[EM] Keep It Simple
Dave Ketchum
davek at clarityconnect.com
Sun Aug 27 13:10:29 PDT 2006
Ralph Suter argues that we need real life examples of how voters actually
vote with proposed methods, rather than basing claims on predictions of
behavior.
I agree the predictions get overdone; and we are greatly lacking as to
actual votes; so I will try what I see as reasonable predictions.
Plurality - most voters want this most of the time for most races. They
have neither time nor inclination to go farther on most of the contests
they are faced with on election day.
Approval - fills in a gap to approve multiple best candidates, or to thus
exclude one or more rejects.
Borda - mentioned recently, but seems like a reject to me.
Range - theory sounds nice, but how can voters express their desires and
have their THOUGHTS properly credited?
Condorcet - this ranked choice method, properly defined, lets voters do
well at expressing their opinions as in Plurality or Approval, or Ranking
(optionally with Approval):
Ranking of multiple candidates as better or worse is included,
though without the complications of Range or Borda. This gets to be a BIG
DEAL when there are more than two candidates with serious backing.

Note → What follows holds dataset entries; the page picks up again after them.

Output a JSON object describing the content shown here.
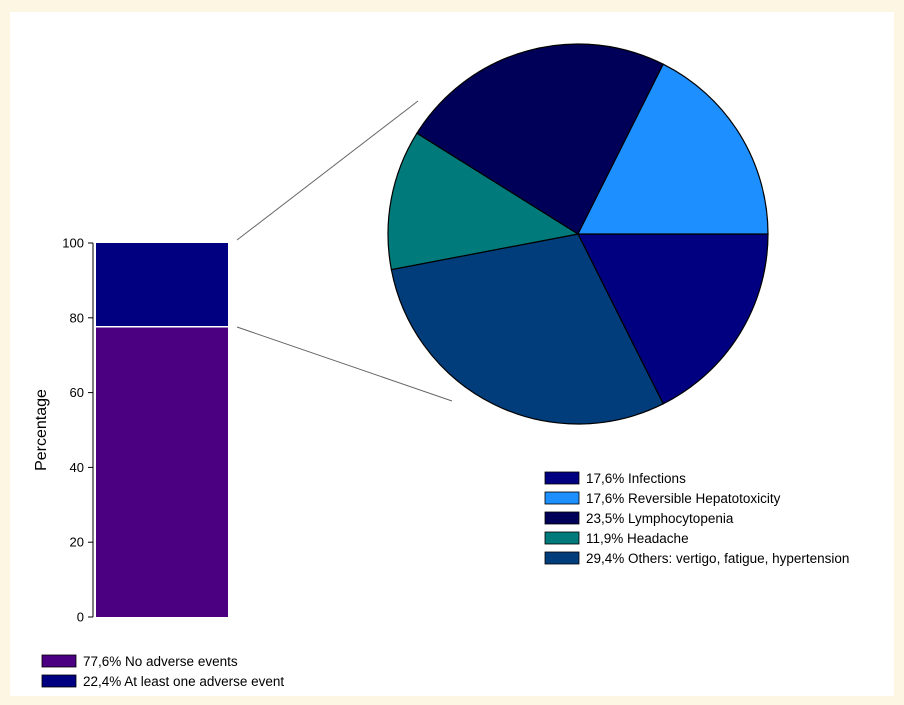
{
  "chart_data": [
    {
      "type": "bar",
      "stacked": true,
      "ylabel": "Percentage",
      "ylim": [
        0,
        100
      ],
      "yticks": [
        "0",
        "20",
        "40",
        "60",
        "80",
        "100"
      ],
      "segments": [
        {
          "label": "77,6% No adverse events",
          "value": 77.6,
          "color": "#4b0082"
        },
        {
          "label": "22,4% At least one adverse event",
          "value": 22.4,
          "color": "#000080"
        }
      ],
      "legend_position": "bottom-left"
    },
    {
      "type": "pie",
      "slices": [
        {
          "label": "17,6% Infections",
          "value": 17.6,
          "color": "#000080"
        },
        {
          "label": "17,6% Reversible Hepatotoxicity",
          "value": 17.6,
          "color": "#1e8fff"
        },
        {
          "label": "23,5% Lymphocytopenia",
          "value": 23.5,
          "color": "#000058"
        },
        {
          "label": "11,9% Headache",
          "value": 11.9,
          "color": "#007a7a"
        },
        {
          "label": "29,4% Others: vertigo, fatigue, hypertension",
          "value": 29.4,
          "color": "#003d7a"
        }
      ],
      "legend_position": "bottom-right"
    }
  ]
}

Note that an array of vote counts can be published for convenient
analysis as to how the candidates fared - not just who won.
Current "DH3" complaint. Agreed schemers can create disasters BUT
takes multiple competing candidates, schemers' knowledge of predictable
normal votes, and schemers' plots to change winner via false votes failing.
IRV - same ballot as Condorcet but:
Approval cannot be included without an agreement as to how to count.
By, too often, ignoring parts of ballots, can pick wrong winners.
BUT - in actual use so there is available data.
DWK
-------- Original Message --------
Subject: Re: [EM] DH3 pathology, margins, and winning votes
Date: Sun, 27 Aug 2006 10:38:16 EDT
RLSuter at aol.com wrote:
> To make a dire warning about how "DH3 pathology" could
> cause "massive destruction" if any of the voting methods
> that are theoretically susceptible to it are used is little more
> than a rhetorical ploy (whether or not consciously intended
> as one) to back up the author's passionately held view that
> range voting is the single best of all single winner voting
> methods. What is most lacking in this and other discussions
> on this list about strategic voting is empirical data about
> how people vote in actual public elections in which different
> voting methods are used. Until there is much more such
> evidence than is now available, conjectures about how
> people might vote given different methods and different
> combinations of candidates don't jusfity anything like
> this kind of hyperbolic rhetoric. If the point is to make
> arguments that are logically compelling, such rhetoric
> is not merely unhelpful but extremely counterproductive.
>
> -Ralph Suter
--
davek at clarityconnect.com people.clarityconnect.com/webpages3/davek
Dave Ketchum 108 Halstead Ave, Owego, NY 13827-1708 607-687-5026
Do to no one what you would not want done to you.
If you want peace, work for justice.